The party of sixtysomethings at the back of the Islington Academy are the odd ones out in a crowd of teens and tweens who have queued for an hour to see WSTRN’s first London headline show. They’re the grandparents and older relatives of band member Louis Rei and their presence is evidence of the group’s determination to restore what they term “that feelgood quality” to R&B and hip-hop. This genially shambling set, triangulated by cascading harmonies, trap and reggae flourishes and a revolving door of guest stars, felt not just good but prescient.

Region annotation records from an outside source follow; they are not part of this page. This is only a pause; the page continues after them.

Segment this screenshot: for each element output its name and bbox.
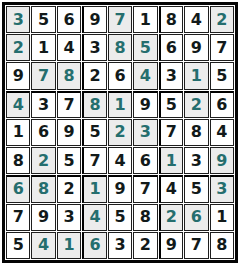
sudoku-cell-r6c2[interactable]: 2	[31, 147, 55, 174]
sudoku-cell-r3c3[interactable]: 8	[57, 62, 81, 89]
sudoku-cell-r3c4[interactable]: 2	[82, 62, 106, 89]
sudoku-cell-r8c4[interactable]: 4	[82, 204, 106, 231]
sudoku-cell-r9c3[interactable]: 1	[57, 232, 81, 259]
sudoku-cell-r5c7[interactable]: 7	[159, 119, 183, 146]
sudoku-cell-r5c5[interactable]: 2	[108, 119, 132, 146]
sudoku-cell-r3c8[interactable]: 1	[184, 62, 208, 89]
sudoku-cell-r9c1[interactable]: 5	[6, 232, 30, 259]
sudoku-cell-r9c2[interactable]: 4	[31, 232, 55, 259]
sudoku-cell-r4c3[interactable]: 7	[57, 91, 81, 118]
sudoku-board: 3569718422143856979782643154378195261695…	[2, 2, 238, 263]
sudoku-cell-r2c6[interactable]: 5	[133, 34, 157, 61]
sudoku-cell-r6c8[interactable]: 3	[184, 147, 208, 174]
sudoku-cell-r5c6[interactable]: 3	[133, 119, 157, 146]
sudoku-cell-r9c9[interactable]: 8	[210, 232, 234, 259]
sudoku-cell-r2c5[interactable]: 8	[108, 34, 132, 61]
sudoku-cell-r5c9[interactable]: 4	[210, 119, 234, 146]
sudoku-cell-r2c1[interactable]: 2	[6, 34, 30, 61]
sudoku-cell-r2c9[interactable]: 7	[210, 34, 234, 61]
sudoku-cell-r1c2[interactable]: 5	[31, 6, 55, 33]
sudoku-cell-r7c2[interactable]: 8	[31, 175, 55, 202]
sudoku-cell-r4c4[interactable]: 8	[82, 91, 106, 118]
sudoku-cell-r7c6[interactable]: 7	[133, 175, 157, 202]
sudoku-cell-r5c1[interactable]: 1	[6, 119, 30, 146]
sudoku-cell-r5c8[interactable]: 8	[184, 119, 208, 146]
sudoku-cell-r4c2[interactable]: 3	[31, 91, 55, 118]
sudoku-cell-r2c7[interactable]: 6	[159, 34, 183, 61]
sudoku-cell-r6c1[interactable]: 8	[6, 147, 30, 174]
sudoku-cell-r6c4[interactable]: 7	[82, 147, 106, 174]
sudoku-cell-r2c3[interactable]: 4	[57, 34, 81, 61]
sudoku-cell-r9c8[interactable]: 7	[184, 232, 208, 259]
sudoku-cell-r1c9[interactable]: 2	[210, 6, 234, 33]
sudoku-cell-r9c5[interactable]: 3	[108, 232, 132, 259]
sudoku-cell-r7c3[interactable]: 2	[57, 175, 81, 202]
sudoku-cell-r4c7[interactable]: 5	[159, 91, 183, 118]
sudoku-cell-r6c3[interactable]: 5	[57, 147, 81, 174]
sudoku-cell-r5c3[interactable]: 9	[57, 119, 81, 146]
sudoku-cell-r3c2[interactable]: 7	[31, 62, 55, 89]
sudoku-cell-r2c2[interactable]: 1	[31, 34, 55, 61]
sudoku-cell-r7c8[interactable]: 5	[184, 175, 208, 202]
sudoku-cell-r8c9[interactable]: 1	[210, 204, 234, 231]
sudoku-cell-r8c8[interactable]: 6	[184, 204, 208, 231]
sudoku-cell-r5c4[interactable]: 5	[82, 119, 106, 146]
sudoku-cell-r6c9[interactable]: 9	[210, 147, 234, 174]
sudoku-cell-r5c2[interactable]: 6	[31, 119, 55, 146]
sudoku-cell-r8c5[interactable]: 5	[108, 204, 132, 231]
sudoku-cell-r8c2[interactable]: 9	[31, 204, 55, 231]
sudoku-cell-r2c4[interactable]: 3	[82, 34, 106, 61]
sudoku-cell-r3c5[interactable]: 6	[108, 62, 132, 89]
sudoku-cell-r6c6[interactable]: 6	[133, 147, 157, 174]
sudoku-cell-r7c1[interactable]: 6	[6, 175, 30, 202]
sudoku-cell-r4c1[interactable]: 4	[6, 91, 30, 118]
sudoku-cell-r9c7[interactable]: 9	[159, 232, 183, 259]
sudoku-cell-r1c5[interactable]: 7	[108, 6, 132, 33]
sudoku-cell-r6c7[interactable]: 1	[159, 147, 183, 174]
sudoku-cell-r1c1[interactable]: 3	[6, 6, 30, 33]
sudoku-cell-r4c6[interactable]: 9	[133, 91, 157, 118]
sudoku-cell-r1c7[interactable]: 8	[159, 6, 183, 33]
sudoku-cell-r9c6[interactable]: 2	[133, 232, 157, 259]
sudoku-page: 3569718422143856979782643154378195261695…	[0, 0, 240, 265]
sudoku-cell-r7c9[interactable]: 3	[210, 175, 234, 202]
sudoku-cell-r6c5[interactable]: 4	[108, 147, 132, 174]
sudoku-cell-r3c7[interactable]: 3	[159, 62, 183, 89]
sudoku-cell-r3c9[interactable]: 5	[210, 62, 234, 89]
sudoku-cell-r1c6[interactable]: 1	[133, 6, 157, 33]
sudoku-cell-r8c6[interactable]: 8	[133, 204, 157, 231]
sudoku-cell-r4c8[interactable]: 2	[184, 91, 208, 118]
sudoku-cell-r3c6[interactable]: 4	[133, 62, 157, 89]
sudoku-cell-r4c5[interactable]: 1	[108, 91, 132, 118]
sudoku-cell-r9c4[interactable]: 6	[82, 232, 106, 259]
sudoku-cell-r8c1[interactable]: 7	[6, 204, 30, 231]
sudoku-cell-r4c9[interactable]: 6	[210, 91, 234, 118]
sudoku-cell-r1c3[interactable]: 6	[57, 6, 81, 33]
sudoku-cell-r7c4[interactable]: 1	[82, 175, 106, 202]
sudoku-cell-r8c7[interactable]: 2	[159, 204, 183, 231]
sudoku-cell-r7c7[interactable]: 4	[159, 175, 183, 202]
sudoku-cell-r1c8[interactable]: 4	[184, 6, 208, 33]
sudoku-cell-r2c8[interactable]: 9	[184, 34, 208, 61]
sudoku-cell-r7c5[interactable]: 9	[108, 175, 132, 202]
sudoku-cell-r8c3[interactable]: 3	[57, 204, 81, 231]
sudoku-cell-r3c1[interactable]: 9	[6, 62, 30, 89]
sudoku-cell-r1c4[interactable]: 9	[82, 6, 106, 33]
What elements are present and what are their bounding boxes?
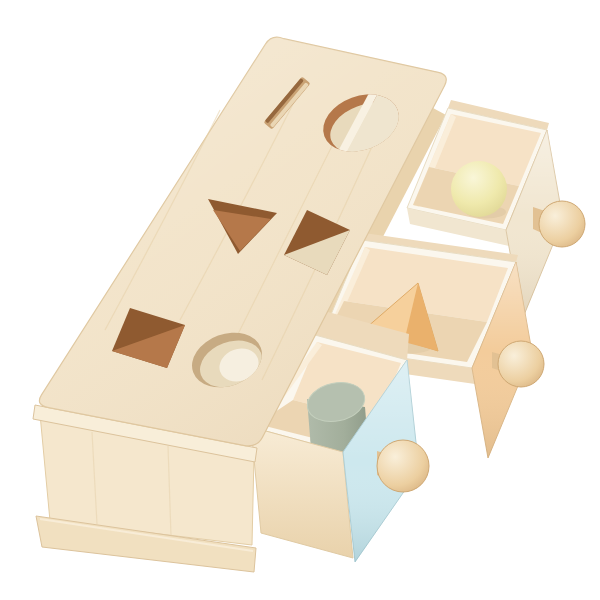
drawer-middle-knob (498, 341, 544, 387)
ball (451, 161, 507, 217)
drawer-top-knob (539, 201, 585, 247)
shape-sorter-illustration (0, 0, 600, 600)
product-photo-canvas (0, 0, 600, 600)
drawer-front-knob (377, 440, 429, 492)
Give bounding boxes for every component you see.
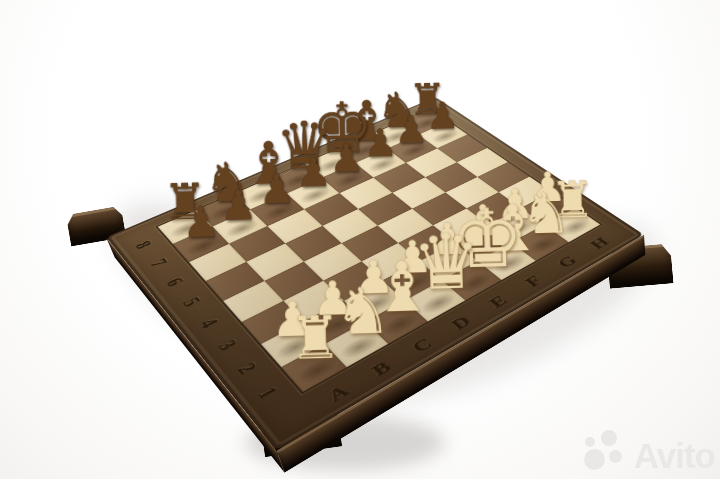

Voted best newcomers at last weekend’s Mobo awards, the singing rappers from west London – who also include Akelle Charles and Haile – are prospering by claiming territory previously overlooked by UK hip-hop. Their sweet-natured single, In2, became Britain’s top-selling debut by a group last year, seducing not just grandparents but younger people, who succumbed to their boyband smoothness and just-hard-enough beats. Rei, a striking collection of long limbs who’s the fans’ clear favourite, and his bandmates style themselves as lovers rather than fighters; they’re even willing to be bested by women, as proved by brief, fierce freestyles with guests Sinéad Harnett and Letisha Gordon.
In a show that sometimes lacked direction, with strong songs like Come Down subjected to mass plundering by more guests – scenesters Krept and Konan and Yungen among them – WSTRN’s greenness was obvious. They have the ear of the tweens – and the grans – though, so don’t underestimate them.